Lehrer soll KI-Porno mit Schülergesicht erstellt haben
Vorfall in hessischer gesamtschule
Ein Lehrer einer Gesamtschule im hessischen Dietzenbach soll ein Bild mit Künstlicher Intelligenz (KI) erstellt haben, das ihn und eine Schülerin bei sexuellen Handlungen zeigt.

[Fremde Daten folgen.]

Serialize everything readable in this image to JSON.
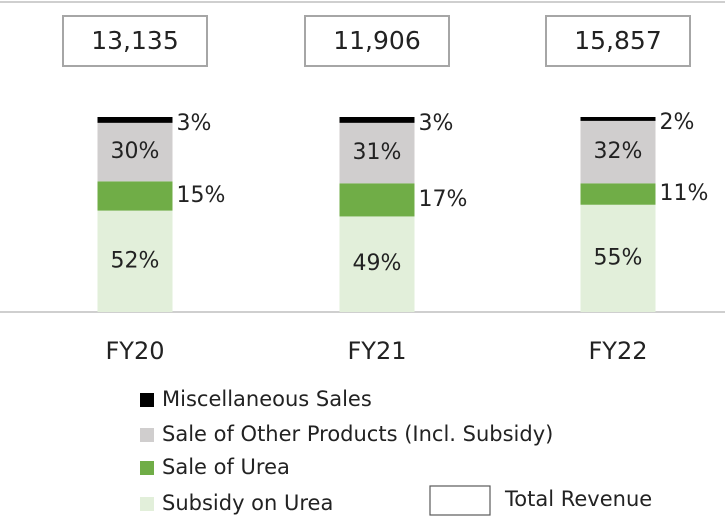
{
  "chart_data": {
    "type": "bar",
    "stacked": true,
    "categories": [
      "FY20",
      "FY21",
      "FY22"
    ],
    "ylim": [
      0,
      100
    ],
    "series": [
      {
        "name": "Subsidy on Urea",
        "color": "#e2efda",
        "values": [
          52,
          49,
          55
        ],
        "value_labels": [
          "52%",
          "49%",
          "55%"
        ]
      },
      {
        "name": "Sale of Urea",
        "color": "#70ad47",
        "values": [
          15,
          17,
          11
        ],
        "value_labels": [
          "15%",
          "17%",
          "11%"
        ]
      },
      {
        "name": "Sale of Other Products (Incl. Subsidy)",
        "color": "#d0cece",
        "values": [
          30,
          31,
          32
        ],
        "value_labels": [
          "30%",
          "31%",
          "32%"
        ]
      },
      {
        "name": "Miscellaneous Sales",
        "color": "#000000",
        "values": [
          3,
          3,
          2
        ],
        "value_labels": [
          "3%",
          "3%",
          "2%"
        ]
      }
    ],
    "totals": {
      "name": "Total Revenue",
      "values": [
        13135,
        11906,
        15857
      ],
      "value_labels": [
        "13,135",
        "11,906",
        "15,857"
      ]
    }
  }
}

Ermittlungen der staatsanwaltschaft gießen
Die Staatsanwaltschaft Gießen teilte auf Anfrage mit, dass bei ihr seit Ende Juli 2025 ein Ermittlungsverfahren wegen des Anfangsverdachts des Herstellens jugendpornografischer Inhalte gemäß § 184c StGB anhängig sei.
Vorwurf gegen den lehrer
Dem beschuldigten, nicht vorbestraften Lehrer wird vorgeworfen, ein Foto von einem Gesicht einer 17 Jahre alten Schülerin mittels KI in eine pornografische Bilddarstellung integriert zu haben.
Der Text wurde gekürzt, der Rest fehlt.